Thinking about the Hook in terms of blogging got me thinking about it in terms of the rest of the Internet in general. And in particular, some of the ways in which the Internet approaches these things like a Journalist. That is to say, we think about webpages in terms of what is “above the fold” (like with a newspaper) – the content that you can generally see without scrolling down, as this is the most-seen content. And really, the first paragraph being the Hook is a heavily used Journalism approach to writing.

And what about Social Media? Twitter in many ways functions as a giant Hook machine – at least, any tweet with a link or picture or anything else you need to click. It has to be interesting enough that someone clicks! It has to Hook them, and it has to do it in under 140 characters. Less, really, with a link in there too!

So be thinking about what you write and put online. Yes, the first paragraph might be the first that you write. But it also has a pivotal role in whether you get read. So go back and look it over before you publish!

D – Diary

DAfter hitting on a big, obvious topic yesterday like characters, I thought it would be good to go with a bit more narrow of a writing topic, and that is the Diary. My main thought and question on diaries is, do they still exist? Or at least, anything close to the extent that they may have once?
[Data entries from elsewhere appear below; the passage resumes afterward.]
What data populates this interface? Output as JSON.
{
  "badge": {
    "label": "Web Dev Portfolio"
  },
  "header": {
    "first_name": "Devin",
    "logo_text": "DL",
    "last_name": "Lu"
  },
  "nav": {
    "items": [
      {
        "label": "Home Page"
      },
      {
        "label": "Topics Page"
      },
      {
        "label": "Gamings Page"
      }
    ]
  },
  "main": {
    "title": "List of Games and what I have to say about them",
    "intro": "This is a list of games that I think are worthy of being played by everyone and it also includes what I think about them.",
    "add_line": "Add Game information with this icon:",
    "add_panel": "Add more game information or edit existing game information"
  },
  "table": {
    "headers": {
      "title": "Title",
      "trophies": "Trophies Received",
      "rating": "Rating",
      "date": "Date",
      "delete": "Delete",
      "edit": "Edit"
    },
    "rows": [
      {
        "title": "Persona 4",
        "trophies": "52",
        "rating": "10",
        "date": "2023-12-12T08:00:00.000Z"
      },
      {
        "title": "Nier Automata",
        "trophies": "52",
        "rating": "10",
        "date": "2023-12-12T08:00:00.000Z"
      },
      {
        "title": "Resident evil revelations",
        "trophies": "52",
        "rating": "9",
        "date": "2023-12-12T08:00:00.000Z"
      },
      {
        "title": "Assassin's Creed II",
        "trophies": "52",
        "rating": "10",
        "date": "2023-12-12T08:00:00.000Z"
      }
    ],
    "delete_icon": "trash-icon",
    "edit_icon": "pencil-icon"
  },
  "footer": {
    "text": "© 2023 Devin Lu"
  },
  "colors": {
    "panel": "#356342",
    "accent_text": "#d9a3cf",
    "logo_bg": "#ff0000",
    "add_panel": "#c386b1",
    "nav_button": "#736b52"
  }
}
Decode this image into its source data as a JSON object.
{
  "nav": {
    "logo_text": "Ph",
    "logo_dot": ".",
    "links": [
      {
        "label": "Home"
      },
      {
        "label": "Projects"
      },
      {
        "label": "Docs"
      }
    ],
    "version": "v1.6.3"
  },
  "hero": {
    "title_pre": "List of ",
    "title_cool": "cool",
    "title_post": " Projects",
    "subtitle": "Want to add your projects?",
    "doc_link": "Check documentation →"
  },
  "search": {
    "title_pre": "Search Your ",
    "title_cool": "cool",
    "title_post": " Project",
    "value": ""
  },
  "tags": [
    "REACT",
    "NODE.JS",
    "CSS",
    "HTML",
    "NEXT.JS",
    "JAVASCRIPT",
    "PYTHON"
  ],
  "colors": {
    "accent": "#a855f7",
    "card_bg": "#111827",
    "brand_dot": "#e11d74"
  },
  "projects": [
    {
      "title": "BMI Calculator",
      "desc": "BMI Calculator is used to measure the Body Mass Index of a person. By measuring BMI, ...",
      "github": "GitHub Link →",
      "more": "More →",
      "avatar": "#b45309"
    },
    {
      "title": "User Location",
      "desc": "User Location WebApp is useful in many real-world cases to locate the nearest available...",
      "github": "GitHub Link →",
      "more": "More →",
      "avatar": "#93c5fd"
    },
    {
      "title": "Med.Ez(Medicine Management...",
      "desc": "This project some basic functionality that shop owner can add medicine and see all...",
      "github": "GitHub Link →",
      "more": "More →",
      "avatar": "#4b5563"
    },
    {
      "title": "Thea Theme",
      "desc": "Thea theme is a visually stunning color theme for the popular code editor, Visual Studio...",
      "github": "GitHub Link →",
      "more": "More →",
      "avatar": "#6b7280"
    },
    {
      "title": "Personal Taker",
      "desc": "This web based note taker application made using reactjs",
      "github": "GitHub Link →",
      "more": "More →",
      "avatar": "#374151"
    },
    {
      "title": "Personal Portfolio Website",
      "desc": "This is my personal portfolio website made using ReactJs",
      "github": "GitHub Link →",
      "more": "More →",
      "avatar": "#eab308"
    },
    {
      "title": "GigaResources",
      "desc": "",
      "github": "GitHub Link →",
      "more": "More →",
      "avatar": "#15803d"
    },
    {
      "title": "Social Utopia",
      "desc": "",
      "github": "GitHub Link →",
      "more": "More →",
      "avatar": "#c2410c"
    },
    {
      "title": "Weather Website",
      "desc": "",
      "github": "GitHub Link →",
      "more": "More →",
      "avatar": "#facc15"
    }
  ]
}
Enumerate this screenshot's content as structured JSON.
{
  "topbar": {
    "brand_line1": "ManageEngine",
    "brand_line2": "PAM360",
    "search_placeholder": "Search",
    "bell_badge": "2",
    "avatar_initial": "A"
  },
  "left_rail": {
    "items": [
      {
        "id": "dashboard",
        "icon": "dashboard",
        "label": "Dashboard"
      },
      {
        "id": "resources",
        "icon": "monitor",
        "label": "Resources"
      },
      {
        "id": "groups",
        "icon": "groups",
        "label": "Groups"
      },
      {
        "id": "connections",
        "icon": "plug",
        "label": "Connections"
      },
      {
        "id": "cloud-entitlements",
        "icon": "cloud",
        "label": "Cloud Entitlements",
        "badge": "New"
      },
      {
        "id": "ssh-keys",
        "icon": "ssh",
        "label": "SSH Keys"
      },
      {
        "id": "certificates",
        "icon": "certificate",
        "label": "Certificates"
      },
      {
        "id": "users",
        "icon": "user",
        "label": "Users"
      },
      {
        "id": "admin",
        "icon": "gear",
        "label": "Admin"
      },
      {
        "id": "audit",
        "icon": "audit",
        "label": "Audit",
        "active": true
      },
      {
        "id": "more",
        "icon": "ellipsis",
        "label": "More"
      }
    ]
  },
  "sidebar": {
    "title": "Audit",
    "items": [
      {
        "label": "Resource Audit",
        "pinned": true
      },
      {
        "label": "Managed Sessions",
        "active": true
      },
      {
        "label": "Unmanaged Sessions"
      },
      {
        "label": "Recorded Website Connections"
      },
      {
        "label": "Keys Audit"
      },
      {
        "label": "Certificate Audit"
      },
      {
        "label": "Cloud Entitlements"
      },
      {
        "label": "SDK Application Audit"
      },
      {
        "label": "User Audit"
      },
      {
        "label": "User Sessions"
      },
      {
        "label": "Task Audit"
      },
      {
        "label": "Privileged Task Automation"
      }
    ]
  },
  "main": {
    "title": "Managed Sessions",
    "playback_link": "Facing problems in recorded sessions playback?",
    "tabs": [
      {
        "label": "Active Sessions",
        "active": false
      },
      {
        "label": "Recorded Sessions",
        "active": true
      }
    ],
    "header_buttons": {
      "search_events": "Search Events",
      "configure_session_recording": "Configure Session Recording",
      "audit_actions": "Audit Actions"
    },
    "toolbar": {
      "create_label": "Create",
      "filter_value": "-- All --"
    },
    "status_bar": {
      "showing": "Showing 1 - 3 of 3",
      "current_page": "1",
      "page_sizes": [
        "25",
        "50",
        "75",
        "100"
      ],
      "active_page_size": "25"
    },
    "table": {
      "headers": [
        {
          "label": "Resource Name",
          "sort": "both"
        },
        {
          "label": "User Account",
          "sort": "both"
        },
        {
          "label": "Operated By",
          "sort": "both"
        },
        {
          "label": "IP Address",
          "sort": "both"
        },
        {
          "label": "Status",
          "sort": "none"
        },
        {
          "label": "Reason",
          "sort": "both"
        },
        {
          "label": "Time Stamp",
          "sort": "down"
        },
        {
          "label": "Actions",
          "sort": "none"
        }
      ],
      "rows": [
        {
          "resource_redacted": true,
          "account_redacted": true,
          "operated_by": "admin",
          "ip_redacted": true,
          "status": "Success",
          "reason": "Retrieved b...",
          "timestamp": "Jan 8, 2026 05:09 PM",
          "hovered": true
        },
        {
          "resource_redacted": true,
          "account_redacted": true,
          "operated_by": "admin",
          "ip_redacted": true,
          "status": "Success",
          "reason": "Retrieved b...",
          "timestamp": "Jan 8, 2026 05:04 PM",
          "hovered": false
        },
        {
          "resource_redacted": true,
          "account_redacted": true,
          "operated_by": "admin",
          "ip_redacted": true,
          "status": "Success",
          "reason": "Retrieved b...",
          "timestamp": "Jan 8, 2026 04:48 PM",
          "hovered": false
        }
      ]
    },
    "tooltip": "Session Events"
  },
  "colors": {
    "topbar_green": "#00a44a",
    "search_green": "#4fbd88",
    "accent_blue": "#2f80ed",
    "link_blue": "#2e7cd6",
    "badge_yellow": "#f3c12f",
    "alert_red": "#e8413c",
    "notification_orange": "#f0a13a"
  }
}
I think it’s the Internet that has changed this experience. All of a sudden, things people might have once done entirely in private – like keep a Diary, or scrapbooking – have become things that are instead done publicly, constantly, online. This is perhaps even moreso true with the advent of Social Media, and all the things we can do now to share our lives, our interests, with others. However, I would say it goes back further than that.

Because before Social Media as we know it now – Facebook and Twitter and the whole nine yards – there was LiveJournal, and there were discussion forums. People were finding other, like-minded people. From around the globe. So all of a sudden, keeping a Diary about how you’re all alone, or no one gets you, is one way you can approach things… or you can go out there (online), find some like-minded people, and get talking there. I know couples who have met successfully online from great distances, and you know what? It works.

And for keeping a journal or Diary, there was LiveJournal, and you could do so there. And now we have blogs, and we can do all sorts of things anonymously, or with our name attached, however we like it. Or, a little of both. I do a little of both, I suppose.

So I guess the related question is: do we even value this sort of privacy anymore? Maybe the need for a Diary is now, more than ever before. Things that we feel a need to write down, but that maybe we shouldn’t tell the whole world about. Maybe that’s a skill we should be teaching to children these days – writing down some of those thoughts privately, getting them out while still keeping them contained.